Internautka apeluje: pan Jacek całe życie pomaga ludziom i zwierzętom. Teraz on potrzebuje wsparcia
Właściciel zielarni potrzebuje pomocy
Jak dowiadujemy się z wpisu pani Magdaleny, będący z wykształcenia farmaceutą pan Jacek od 10 lat prowadzi zielarnię na Starej Ochotcie. Z wykształcenia jest farmaceutą, a własna działalność pozwala mu "nie musieć pisać tego głupiego CV oraz dać pracę innym osobom z niepełnosprawnościami".
Po niedawnych przenosinach zielarni z ulicy Słupeckiej na ulicę Niemcewicza (róg z Grójecką) sklep słabo sobie radzi. Pan Jacek potrzebuje pomocy mieszkańców Warszawy, aby kontynuować działalność. Zielarnia jest świetnie zoapatrzona, a pan Jacek może podzielić się z klientami ogromną wiedzą na temat sprzedawanych produktów.
[Źródło zdjęcia: Facebook / Zielarnia na Starej Ochocie @zielarnianaochocie (zdjęcie wykadrowane)]
Pan Jacek nie przestaje pomagać
Pomimo klopotliwych okoliczności epidemicznych, które dają się we znaki niemal każdemu przedsiębiorcy, pan Jacek się nie poddaje. Nie przestaje także pomagać ludziom i zwierzętom. - Kocha szczególnie pieski i ma swoją 18-letnią schorowaną sznaucerkę przygarniętą ze schroniska - czytamy we wpisie pani Magdaleny.
Warto więc w zamian chociaż raz odwrócić role i pomóc panu Jackowi. Wystarczy przyjść do zielarni na Starej Ochocie i zaopatrzyć się w zbawienną dla naszego zdrowia herbatkę ziołową czy witaminy. - Pan Jacek lubi też jak odwiedza się go po prostu, żeby pogadać (a każda rozmowa jest przyjemna i ciekawa) - zapewnia pani Magdalena.
[EMBED-1116]
Pozytywny odzew mieszkańców Warszawy
Pod opublikowanym we wtorek (01.12.) wpisem pani Magdaleny na Facebooku pojawiło się wiele komentarzy mieszkańców Warszawy deklarujących poparcie dla inicjatywy i chęć rychłego odwiedzenia pana Jacka, aby pomóc mu i jego zielarni przetrwać trudne czasy epidemii koronawirusa i związanych z nią gospodarczych zawirowań.
- Moje rejony. Trzeba odwiedzić - czytamy w jednym z komentarzy.
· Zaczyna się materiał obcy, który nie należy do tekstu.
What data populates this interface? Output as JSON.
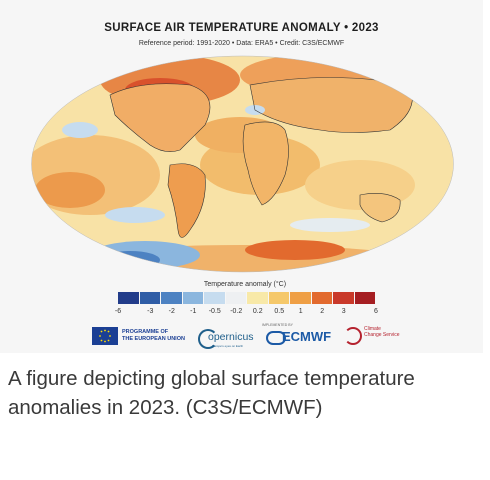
{
  "figure": {
    "title": "SURFACE AIR TEMPERATURE ANOMALY • 2023",
    "subtitle": "Reference period: 1991-2020 • Data: ERA5 • Credit: C3S/ECMWF"
  },
  "scale": {
    "title": "Temperature anomaly (°C)",
    "ticks": [
      "-6",
      "-3",
      "-2",
      "-1",
      "-0.5",
      "-0.2",
      "0.2",
      "0.5",
      "1",
      "2",
      "3",
      "6"
    ],
    "colors": [
      "#223c8a",
      "#2f5da6",
      "#4d82c2",
      "#8bb6de",
      "#c6dcef",
      "#eef0f2",
      "#f8e9a8",
      "#f5c86a",
      "#ef9f45",
      "#e26a2e",
      "#c9392a",
      "#a51e22"
    ]
  },
  "logos": {
    "eu_line1": "PROGRAMME OF",
    "eu_line2": "THE EUROPEAN UNION",
    "copernicus": "opernicus",
    "copernicus_sub": "Europe's eyes on Earth",
    "implemented_by": "IMPLEMENTED BY",
    "ecmwf": "ECMWF",
    "ccs_line1": "Climate",
    "ccs_line2": "Change Service"
  },
  "caption": "A figure depicting global surface temperature anomalies in 2023. (C3S/ECMWF)"
}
Warszawiacy wymieniają się między sobą także rekomendacjami i zamówieniami na zioła dostępne u pana Jacka. - Korzeń mydlnicy lekarskiej stamtąd poproszę na kiedyś - pisze inna z komentujących osób.
Fatalna sytuacja gastronomii
Niestety nie jest to pierwszy raz, gdy społeczno-gospodarcze skutki epidemii koronawirusa uderzają w lokalnych przedsiębiorców. Na wawainfo.pl informowaliśmy chociażby o fatalnej sytuacji lokali gastronomicznych, których działalność została drastycznie ograniczona obostrzeniami epidemicznymi.
W takich sytuacjach, gdy państwo ze swoimi programami wsparcia zawodzi, przedsiębiorcy mogą często liczyć na pomoc lokalnej społeczności. Tak było w przypadku cukierni "Rurki z Wiatraka". W odpowiedzi na apel o pomoc mieszkańcy Warszawy zaczęli tłumnie odwiedzać lokal, wykupując rurki z bitą śmietaną.